10 Must-Dos to Make a Great First Impression on Candidates

April 1, 2016

You’ll never get a second chance to make a great first impression.

Cliché? Yes.

True? Unfortunately, also a yes.

According to experts, it only takes 7 seconds on average for someone to make a judgment about you. This means that as a recruiter, if you want to land a candidate, you need to ‘have them at hello.

Here are 10 things you can do in order to leave a positive first impression with candidates you meet in person:

1. Have the right attitude

  • attitude

Before you meet a candidate, take a moment to adjust your attitude. Why? Because people pick up on your mood instantly. Sure, you might be cranky – maybe it’s a Monday – but you don’t want them to get that vibe. Think about what you want them to feel, and adjust your attitude accordingly.

2. Straighten your posture

  • posture

Now that you have the right attitude, make sure you have the right stance. Nonverbally, status and power are shown by height and space. So, make sure you’re back is straight (not rigid), your shoulders are back and relaxed, and you’re holding your head straight. This will show the candidate that you are both confident and capable

3. Relax your arms 

  • relax

Don’t cross your arms. Yes, it’s comfortable, but it gives people the sense that you're closed off. So, to make a candidate feel welcome and at ease, keep your arms relaxed at your sides. And once you sit down, keep your legs uncrossed as well in order to show you’re relaxed.

4. Smile and nod appropriately 

  • smile

If you want candidates to think you’re friendly and approachable, you need to show those pearly whites. And more, continuing to smile and nod appropriately shows that you understand and are listening to what they’re saying. 

5. Make eye contact

  • eye contact

Making good eye contact right away transfers energy and shows you are interested and open. And, be sure to keep this going while you speak to show you care about the conversation.

But, don’t be creepy. If you don’t blink and take some breaks…you’re just staring. 

6. Raise your eyebrows

  • eyebrows

Giving your eyebrows a single quick up-down (called the “eyebrow flash") is a signal of recognition and greeting and will make a candidate feel welcome.

Fun fact: this is common signal across all primates.

7. Shake their hand

  • handshake

Always greet candidates with a firm (not too firm) handshake. This is key, because it sets the tone for the entire interaction. And, research shows it takes an average of three hours of constant interaction to develop the same level of rapport that you can get with a single handshake. So, don’t be a wet noodle. 

8. Lean in

  • lean in

Leaning forward slighty signals that you’re interested and engaging with what the candidate has to say. But, be careful not to intrude on their personal space – two feet away is a safe distance in most situations.

But, it’s worth noting that different cultures treat personal space differently. For example, Asian, Southern European, and South American cultures tend to need less personal space. So if you’re interviewing globally, study up. 

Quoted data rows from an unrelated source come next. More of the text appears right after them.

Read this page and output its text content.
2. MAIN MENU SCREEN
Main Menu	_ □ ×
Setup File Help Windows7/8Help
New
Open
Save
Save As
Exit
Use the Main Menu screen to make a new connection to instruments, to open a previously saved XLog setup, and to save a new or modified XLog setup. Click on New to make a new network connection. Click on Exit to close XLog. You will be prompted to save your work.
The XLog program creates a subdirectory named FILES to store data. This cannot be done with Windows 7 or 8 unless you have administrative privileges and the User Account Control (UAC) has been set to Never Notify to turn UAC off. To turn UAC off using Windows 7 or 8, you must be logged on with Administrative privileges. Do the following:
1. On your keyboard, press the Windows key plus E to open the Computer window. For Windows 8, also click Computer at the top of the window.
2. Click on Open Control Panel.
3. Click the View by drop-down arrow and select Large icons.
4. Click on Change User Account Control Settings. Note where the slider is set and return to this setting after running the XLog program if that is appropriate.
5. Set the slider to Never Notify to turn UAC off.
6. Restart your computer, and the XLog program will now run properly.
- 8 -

9. Mirror their facial expressions

  • mirror

This actually happens naturally a lot of the time. Think about when you’re watching a movie where someone is smiling and happy – you’ll notice that you’re often smiling too.

And, mirroring other people’s expressions demonstrates that you are in agreement and like them.

10. Make gestures with your hands

  • gesture

Once you’ve gotten into the conversation with a candidate, use your hands to gesture when you speak. Not only does this make you more believable, there’s evidence that gesturing with your hands when you’re talking helps you think.

If you do these 10 things, it’s going to be hard for a candidate to dislike you right off the bat. And if they like you, they’re more likely to be interested in your company or job or want to work with you in the future. Win.